Colonial is the first of five tournaments in the return to golf that doesn't allow spectators. Players have had three days to adjust to the lack of sound. Sunday is different, everyone trying to generate their own momentum without the energy typically delivered from outside the ropes.

Schauffele was at 13-under 197.

Woodland birdied his last two holes for a 66 and will play with his Presidents Cup teammate in the final group.

Right behind will be Thomas, the former PGA champion and world No. 1, who went 11 holes without making a birdie in good scoring condition until two over the final five holes in a 66 that put him right in the mix. He played alongside Grace, who also had a 66.

Spieth passed a big test.

Stuck in a slump, he had five tournaments last season when he started with two rounds in the 60s and was left behind when he couldn't break par on Saturday.

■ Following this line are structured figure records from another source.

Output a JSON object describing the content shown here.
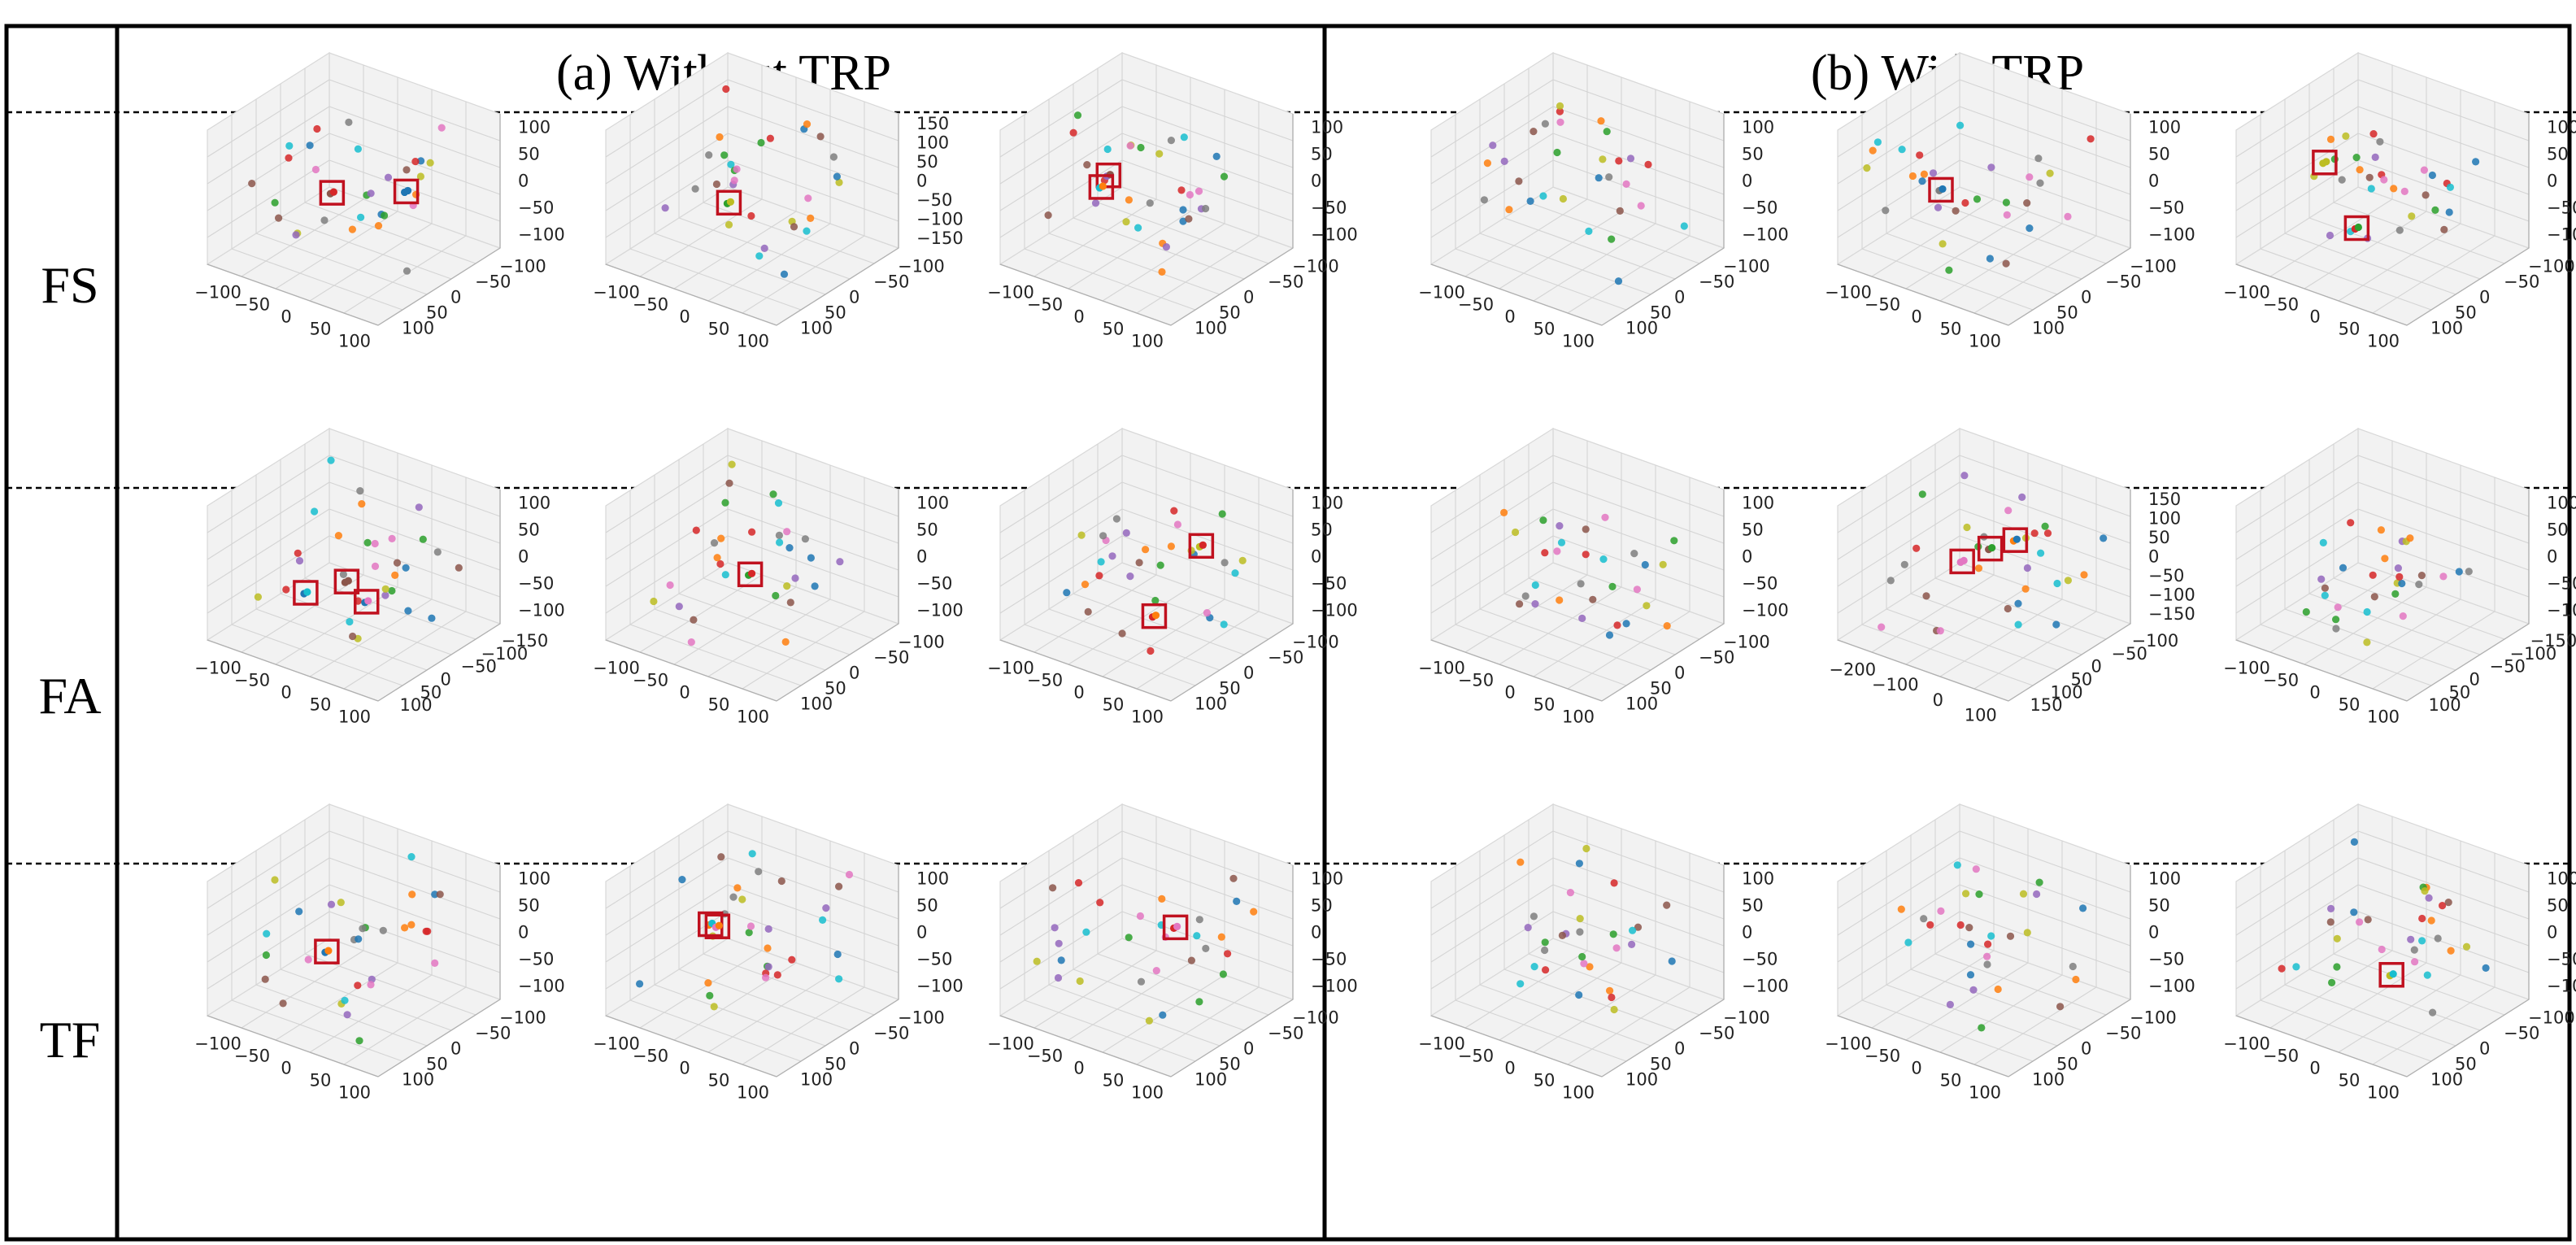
{
  "headers": {
    "left": "(a) Without TRP",
    "right": "(b) With TRP"
  },
  "rows": [
    "FS",
    "FA",
    "TF"
  ],
  "palette": [
    "#1f77b4",
    "#ff7f0e",
    "#2ca02c",
    "#d62728",
    "#9467bd",
    "#8c564b",
    "#e377c2",
    "#7f7f7f",
    "#bcbd22",
    "#17becf"
  ],
  "box_color": "#c0111f",
  "chart_data": {
    "type": "scatter",
    "projection": "3d",
    "grid": true,
    "panels": [
      {
        "row": "FS",
        "group": "(a) Without TRP",
        "x_ticks": [
          "−100",
          "−50",
          "0",
          "50",
          "100"
        ],
        "y_ticks": [
          "−100",
          "−50",
          "0",
          "50",
          "100"
        ],
        "z_ticks": [
          "100",
          "50",
          "0",
          "−50",
          "−100"
        ],
        "highlighted_clusters": 2
      },
      {
        "row": "FS",
        "group": "(a) Without TRP",
        "x_ticks": [
          "−100",
          "−50",
          "0",
          "50",
          "100"
        ],
        "y_ticks": [
          "−100",
          "−50",
          "0",
          "50",
          "100"
        ],
        "z_ticks": [
          "150",
          "100",
          "50",
          "0",
          "−50",
          "−100",
          "−150"
        ],
        "highlighted_clusters": 1
      },
      {
        "row": "FS",
        "group": "(a) Without TRP",
        "x_ticks": [
          "−100",
          "−50",
          "0",
          "50",
          "100"
        ],
        "y_ticks": [
          "−100",
          "−50",
          "0",
          "50",
          "100"
        ],
        "z_ticks": [
          "100",
          "50",
          "0",
          "−50",
          "−100"
        ],
        "highlighted_clusters": 2
      },
      {
        "row": "FS",
        "group": "(b) With TRP",
        "x_ticks": [
          "−100",
          "−50",
          "0",
          "50",
          "100"
        ],
        "y_ticks": [
          "−100",
          "−50",
          "0",
          "50",
          "100"
        ],
        "z_ticks": [
          "100",
          "50",
          "0",
          "−50",
          "−100"
        ],
        "highlighted_clusters": 0
      },
      {
        "row": "FS",
        "group": "(b) With TRP",
        "x_ticks": [
          "−100",
          "−50",
          "0",
          "50",
          "100"
        ],
        "y_ticks": [
          "−100",
          "−50",
          "0",
          "50",
          "100"
        ],
        "z_ticks": [
          "100",
          "50",
          "0",
          "−50",
          "−100"
        ],
        "highlighted_clusters": 1
      },
      {
        "row": "FS",
        "group": "(b) With TRP",
        "x_ticks": [
          "−100",
          "−50",
          "0",
          "50",
          "100"
        ],
        "y_ticks": [
          "−100",
          "−50",
          "0",
          "50",
          "100"
        ],
        "z_ticks": [
          "100",
          "50",
          "0",
          "−50",
          "−100"
        ],
        "highlighted_clusters": 2
      },
      {
        "row": "FA",
        "group": "(a) Without TRP",
        "x_ticks": [
          "−100",
          "−50",
          "0",
          "50",
          "100"
        ],
        "y_ticks": [
          "−150",
          "−100",
          "−50",
          "0",
          "50",
          "100"
        ],
        "z_ticks": [
          "100",
          "50",
          "0",
          "−50",
          "−100"
        ],
        "highlighted_clusters": 3
      },
      {
        "row": "FA",
        "group": "(a) Without TRP",
        "x_ticks": [
          "−100",
          "−50",
          "0",
          "50",
          "100"
        ],
        "y_ticks": [
          "−100",
          "−50",
          "0",
          "50",
          "100"
        ],
        "z_ticks": [
          "100",
          "50",
          "0",
          "−50",
          "−100"
        ],
        "highlighted_clusters": 1
      },
      {
        "row": "FA",
        "group": "(a) Without TRP",
        "x_ticks": [
          "−100",
          "−50",
          "0",
          "50",
          "100"
        ],
        "y_ticks": [
          "−100",
          "−50",
          "0",
          "50",
          "100"
        ],
        "z_ticks": [
          "100",
          "50",
          "0",
          "−50",
          "−100"
        ],
        "highlighted_clusters": 2
      },
      {
        "row": "FA",
        "group": "(b) With TRP",
        "x_ticks": [
          "−100",
          "−50",
          "0",
          "50",
          "100"
        ],
        "y_ticks": [
          "−100",
          "−50",
          "0",
          "50",
          "100"
        ],
        "z_ticks": [
          "100",
          "50",
          "0",
          "−50",
          "−100"
        ],
        "highlighted_clusters": 0
      },
      {
        "row": "FA",
        "group": "(b) With TRP",
        "x_ticks": [
          "−200",
          "−100",
          "0",
          "100"
        ],
        "y_ticks": [
          "−100",
          "−50",
          "0",
          "50",
          "100",
          "150"
        ],
        "z_ticks": [
          "150",
          "100",
          "50",
          "0",
          "−50",
          "−100",
          "−150"
        ],
        "highlighted_clusters": 3
      },
      {
        "row": "FA",
        "group": "(b) With TRP",
        "x_ticks": [
          "−100",
          "−50",
          "0",
          "50",
          "100"
        ],
        "y_ticks": [
          "−150",
          "−100",
          "−50",
          "0",
          "50",
          "100"
        ],
        "z_ticks": [
          "100",
          "50",
          "0",
          "−50",
          "−100"
        ],
        "highlighted_clusters": 0
      },
      {
        "row": "TF",
        "group": "(a) Without TRP",
        "x_ticks": [
          "−100",
          "−50",
          "0",
          "50",
          "100"
        ],
        "y_ticks": [
          "−100",
          "−50",
          "0",
          "50",
          "100"
        ],
        "z_ticks": [
          "100",
          "50",
          "0",
          "−50",
          "−100"
        ],
        "highlighted_clusters": 1
      },
      {
        "row": "TF",
        "group": "(a) Without TRP",
        "x_ticks": [
          "−100",
          "−50",
          "0",
          "50",
          "100"
        ],
        "y_ticks": [
          "−100",
          "−50",
          "0",
          "50",
          "100"
        ],
        "z_ticks": [
          "100",
          "50",
          "0",
          "−50",
          "−100"
        ],
        "highlighted_clusters": 2
      },
      {
        "row": "TF",
        "group": "(a) Without TRP",
        "x_ticks": [
          "−100",
          "−50",
          "0",
          "50",
          "100"
        ],
        "y_ticks": [
          "−100",
          "−50",
          "0",
          "50",
          "100"
        ],
        "z_ticks": [
          "100",
          "50",
          "0",
          "−50",
          "−100"
        ],
        "highlighted_clusters": 1
      },
      {
        "row": "TF",
        "group": "(b) With TRP",
        "x_ticks": [
          "−100",
          "−50",
          "0",
          "50",
          "100"
        ],
        "y_ticks": [
          "−100",
          "−50",
          "0",
          "50",
          "100"
        ],
        "z_ticks": [
          "100",
          "50",
          "0",
          "−50",
          "−100"
        ],
        "highlighted_clusters": 0
      },
      {
        "row": "TF",
        "group": "(b) With TRP",
        "x_ticks": [
          "−100",
          "−50",
          "0",
          "50",
          "100"
        ],
        "y_ticks": [
          "−100",
          "−50",
          "0",
          "50",
          "100"
        ],
        "z_ticks": [
          "100",
          "50",
          "0",
          "−50",
          "−100"
        ],
        "highlighted_clusters": 0
      },
      {
        "row": "TF",
        "group": "(b) With TRP",
        "x_ticks": [
          "−100",
          "−50",
          "0",
          "50",
          "100"
        ],
        "y_ticks": [
          "−100",
          "−50",
          "0",
          "50",
          "100"
        ],
        "z_ticks": [
          "100",
          "50",
          "0",
          "−50",
          "−100"
        ],
        "highlighted_clusters": 1
      }
    ]
  }
}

There were a few anxious moments for him, such as an iron off the fifth tee that would have finished on the practice range if not for a fence in place for the tournament. He got up-and-down from short of the green to escape with birdie. His next tee shot was right and banged off a cart -- one the loudest sounds of the day -- leaving him blocked by a tree. He punched it low into a back bunker and saved par.

But he didn't make a birdie over the final nine holes, and the 15th cost him when his lob wedge came up short.

No matter. He was one off the lead, and his tie for second is his best 54-hole position since the Colonial last year. He shot 72 in the final round and tied for eighth.

Harold Varner III, still looking for his first PGA Tour victory, started with a one-shot lead and birdied the opening hole. That was his last birdie. Varner couldn't get putts to fall, including two birdie chances inside 8 feet toward the end. He had to settle for a 70, but was still only two shots behind.

Looking up at Schauffele is not the issue. It's looking around at everyone else. McIlroy and Bryson DeChambeau, were among the players who went into Sunday with a realistic chance.

The field was the strongest Colonial has seen, not surprising because so many players were stuck at home for the last three months were eager for competition. And this week has made clear that so many of them came to play.